Despite the team's many stumbles on the field over the several years, no other organization has seriously disputed the standing of the Dallas Cowboys as the unofficial "America's Team" of the National Football League — until now.
Based on the opinions of sports branding and marketing experts, licensed-merchandise sales, and other indicators, the Super Bowl Champion Green Bay Packers are challenging to take away the Cowboys' hallowed standing as the favorite "second team" of football fans after their hometown squad. Or so says the Milwaukee Journal Sentinel, a hometown paper of sorts in Wisconsin.
It isn't just the fact that the Packers remain undefeated this season, at 9-0, after Monday night's laugher over the Minnesota Vikings. Or that the team based in America's tiniest NFL hometown is being led by the mid-season favorite to win the league's MVP title, quarterback Aaron Rodgers. Or that Packers linebacker Clay Matthews has become a household name through his endorsement deals with Nike Football, Suave and Muscle Milk.

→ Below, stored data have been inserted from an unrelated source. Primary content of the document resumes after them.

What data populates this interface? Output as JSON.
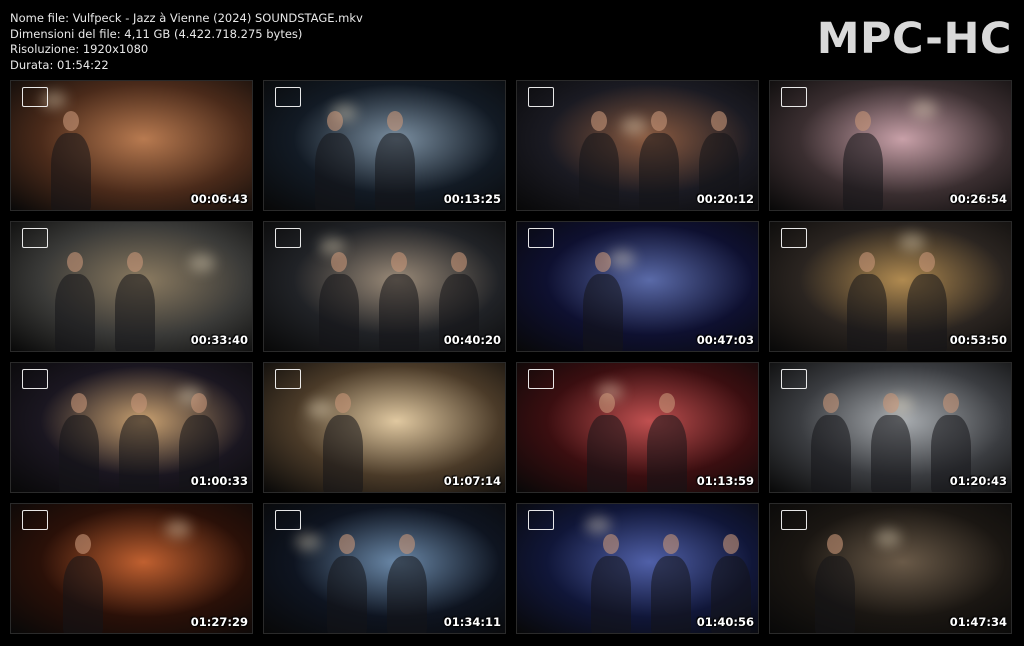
{
  "header": {
    "file_name": "Nome file: Vulfpeck - Jazz à Vienne (2024) SOUNDSTAGE.mkv",
    "file_size": "Dimensioni del file: 4,11 GB (4.422.718.275 bytes)",
    "resolution": "Risoluzione: 1920x1080",
    "duration": "Durata: 01:54:22",
    "brand": "MPC-HC"
  },
  "thumbnails": [
    {
      "time": "00:06:43",
      "bg": "#4a2a1a",
      "accent": "#b87a50"
    },
    {
      "time": "00:13:25",
      "bg": "#121a24",
      "accent": "#7a8ea0"
    },
    {
      "time": "00:20:12",
      "bg": "#1a1a22",
      "accent": "#8a5a40"
    },
    {
      "time": "00:26:54",
      "bg": "#3a2e30",
      "accent": "#c8a0a8"
    },
    {
      "time": "00:33:40",
      "bg": "#3a3a38",
      "accent": "#8a7a60"
    },
    {
      "time": "00:40:20",
      "bg": "#202226",
      "accent": "#9a8a78"
    },
    {
      "time": "00:47:03",
      "bg": "#0e1030",
      "accent": "#5a6aa8"
    },
    {
      "time": "00:53:50",
      "bg": "#2a2420",
      "accent": "#b08a50"
    },
    {
      "time": "01:00:33",
      "bg": "#1a1620",
      "accent": "#c8a070"
    },
    {
      "time": "01:07:14",
      "bg": "#4a3a28",
      "accent": "#e0c8a0"
    },
    {
      "time": "01:13:59",
      "bg": "#3a0e10",
      "accent": "#c05050"
    },
    {
      "time": "01:20:43",
      "bg": "#3a3c40",
      "accent": "#a8acb0"
    },
    {
      "time": "01:27:29",
      "bg": "#2a1008",
      "accent": "#c06030"
    },
    {
      "time": "01:34:11",
      "bg": "#0e1420",
      "accent": "#6a88a8"
    },
    {
      "time": "01:40:56",
      "bg": "#101638",
      "accent": "#5060a8"
    },
    {
      "time": "01:47:34",
      "bg": "#1a1612",
      "accent": "#6a5a48"
    }
  ]
}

No, the Packers' rise in national renown also stems from their long recent run of success that began in the early Nineties, their status as one of the league's most hallowed and ancient franchises, the fact that they're publicly held and not ever embarrassed by a cantankerous or egocentric owner, their conscientious nurturing of the "frozen tundra" of their Lambeau Field home, and other factors.
The Packers led the league in team merchandise sold on NFLShop.com, from April through October this year. And their fans travel in extremely high numbers to away games, which they then help the Packers win with their din.
"Relative to the size of their respective media markets, coupled with the momentum the Packers have enjoyed on the field as well as glowing television ratings and league-leading merchandise sales, Green Bay is supplanting the Cowboys, especially for a new generation of football fans, as America's Team," concluded Shawn McBride, a vice president at Ketchum Sports & Entertainment, a major sports-marketing and PR firm in New York, in remarks to the newspaper.
The Packers and Cowboys likely won't be able to settle this particular feud on the field this year; at least during the regular season, they don't meet. But it'll be an interesting contest in Christmas-merchandise sales.